What is it with dating? I am 38 years old and have been happily single for a long time, but I've been thinking about asking someone on a date recently and find that, in reality, I am 16years old and far from the ordinary, mild-mannered guy he seems to be, and far from the casual interest I have in him, I am actually a besotted school-girl asking the best looking guy in school to the end of year formal!

Is it because, by the time I am interested enough to actually ask a guy on a date I care too much what he thinks of me? Is it just the crippling fear of rejection and the suggested judgement that that entails?

I went to an engagement party for two wonderful friends last week, and felt that twinge of wishing I had a special someone who made me smile the way they both were! (Do you know what I mean?)
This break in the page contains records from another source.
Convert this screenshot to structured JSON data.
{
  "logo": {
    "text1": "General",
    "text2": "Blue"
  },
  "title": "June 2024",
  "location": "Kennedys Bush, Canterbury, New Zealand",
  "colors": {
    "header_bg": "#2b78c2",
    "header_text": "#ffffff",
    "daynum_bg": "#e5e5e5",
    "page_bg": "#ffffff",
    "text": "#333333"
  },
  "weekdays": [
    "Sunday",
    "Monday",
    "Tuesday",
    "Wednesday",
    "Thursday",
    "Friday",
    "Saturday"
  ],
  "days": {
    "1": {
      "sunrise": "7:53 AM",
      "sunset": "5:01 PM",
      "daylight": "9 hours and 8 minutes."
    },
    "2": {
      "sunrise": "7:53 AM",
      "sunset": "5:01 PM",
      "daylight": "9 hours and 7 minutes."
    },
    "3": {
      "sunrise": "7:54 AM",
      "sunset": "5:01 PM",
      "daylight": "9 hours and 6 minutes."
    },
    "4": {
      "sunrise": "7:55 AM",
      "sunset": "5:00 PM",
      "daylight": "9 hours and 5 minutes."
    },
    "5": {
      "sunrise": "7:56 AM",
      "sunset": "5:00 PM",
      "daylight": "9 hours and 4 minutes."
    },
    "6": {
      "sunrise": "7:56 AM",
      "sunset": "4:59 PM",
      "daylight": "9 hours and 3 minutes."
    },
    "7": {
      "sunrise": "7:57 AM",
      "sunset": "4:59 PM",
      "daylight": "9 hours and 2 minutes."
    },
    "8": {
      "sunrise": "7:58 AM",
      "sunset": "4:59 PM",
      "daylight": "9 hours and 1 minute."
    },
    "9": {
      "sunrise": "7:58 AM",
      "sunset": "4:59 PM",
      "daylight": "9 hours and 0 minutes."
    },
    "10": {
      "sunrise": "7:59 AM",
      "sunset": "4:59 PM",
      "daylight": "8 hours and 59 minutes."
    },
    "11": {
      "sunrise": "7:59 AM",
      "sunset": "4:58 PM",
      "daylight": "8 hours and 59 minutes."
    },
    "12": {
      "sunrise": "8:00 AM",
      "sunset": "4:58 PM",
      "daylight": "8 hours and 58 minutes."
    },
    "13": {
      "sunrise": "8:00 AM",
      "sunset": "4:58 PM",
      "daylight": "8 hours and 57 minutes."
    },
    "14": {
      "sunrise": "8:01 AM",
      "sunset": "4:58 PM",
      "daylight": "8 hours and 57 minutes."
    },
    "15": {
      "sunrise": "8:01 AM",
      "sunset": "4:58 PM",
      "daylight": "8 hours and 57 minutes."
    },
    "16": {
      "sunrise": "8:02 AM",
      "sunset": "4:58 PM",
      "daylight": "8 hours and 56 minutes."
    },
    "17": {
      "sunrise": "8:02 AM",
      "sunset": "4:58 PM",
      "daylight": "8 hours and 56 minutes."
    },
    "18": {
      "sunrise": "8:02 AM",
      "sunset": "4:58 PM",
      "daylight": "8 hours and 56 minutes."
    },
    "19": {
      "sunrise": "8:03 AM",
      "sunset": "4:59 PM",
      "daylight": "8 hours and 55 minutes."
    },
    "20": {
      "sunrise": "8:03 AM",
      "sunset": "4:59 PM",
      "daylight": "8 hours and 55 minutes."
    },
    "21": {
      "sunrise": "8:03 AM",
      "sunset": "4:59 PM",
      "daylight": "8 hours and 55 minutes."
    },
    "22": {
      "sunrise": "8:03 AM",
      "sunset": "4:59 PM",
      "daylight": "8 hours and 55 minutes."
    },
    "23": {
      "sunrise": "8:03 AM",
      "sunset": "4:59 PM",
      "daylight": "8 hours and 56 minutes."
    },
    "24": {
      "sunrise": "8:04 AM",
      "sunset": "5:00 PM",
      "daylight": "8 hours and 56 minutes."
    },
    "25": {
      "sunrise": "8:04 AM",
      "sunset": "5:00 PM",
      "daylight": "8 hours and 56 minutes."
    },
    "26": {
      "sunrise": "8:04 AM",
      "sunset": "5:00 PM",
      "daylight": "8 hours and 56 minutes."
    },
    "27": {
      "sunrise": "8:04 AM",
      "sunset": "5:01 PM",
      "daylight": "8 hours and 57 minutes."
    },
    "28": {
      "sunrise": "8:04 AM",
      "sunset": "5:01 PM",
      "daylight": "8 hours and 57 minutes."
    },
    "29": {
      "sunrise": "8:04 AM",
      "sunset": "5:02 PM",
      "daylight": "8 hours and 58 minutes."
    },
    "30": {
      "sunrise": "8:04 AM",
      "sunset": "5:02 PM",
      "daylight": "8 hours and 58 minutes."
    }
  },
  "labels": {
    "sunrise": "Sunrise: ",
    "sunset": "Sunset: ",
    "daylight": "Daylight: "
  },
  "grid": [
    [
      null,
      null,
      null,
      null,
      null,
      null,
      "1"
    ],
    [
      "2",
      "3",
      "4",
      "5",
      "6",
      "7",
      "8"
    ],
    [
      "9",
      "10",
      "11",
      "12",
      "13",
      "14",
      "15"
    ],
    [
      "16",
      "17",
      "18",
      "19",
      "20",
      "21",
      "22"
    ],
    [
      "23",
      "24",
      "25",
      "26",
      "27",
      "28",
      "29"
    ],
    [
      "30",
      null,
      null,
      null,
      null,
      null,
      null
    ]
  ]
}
My options are clear, I can a) shut up and spend the rest of my life wondering what it is like to be smiled at like that over the age of 35, b) ask him (and any other subsequent hims) out and find out if rejection is really as bad as I think (OK I know it is as bad as I think already!!)?, c) ask my friend to ask his friend if he likes me, whilst practicing writing my first name and his last name in my homework diary (a tad difficult since I don't know his best friend or his last name!) or d) accept that I am undateable and be the eccentric aunt and slightly wacky friend who never has a date at any event and usually ends up taking my best friend (see I'm not 16, . . . coz I would never have been seen dead on a date with my best friend at high school).

Yeah, yeah, yeah... I know what you're all thinking... stop procrastinating with the blogging stuff and get on the phone... except that I don't know his number!!!!!!!!!!!

06 November, 2005

hello - it seems that I have finally reached the modern era of technology with my very own blog, so as I learn it will grow (or as I grow I will learn....learn to grow...???) For those of you who inspired me to do this (Natalia Brownowski, Kimando and Rhat!!) Thaks and give me heaps of feed back please!!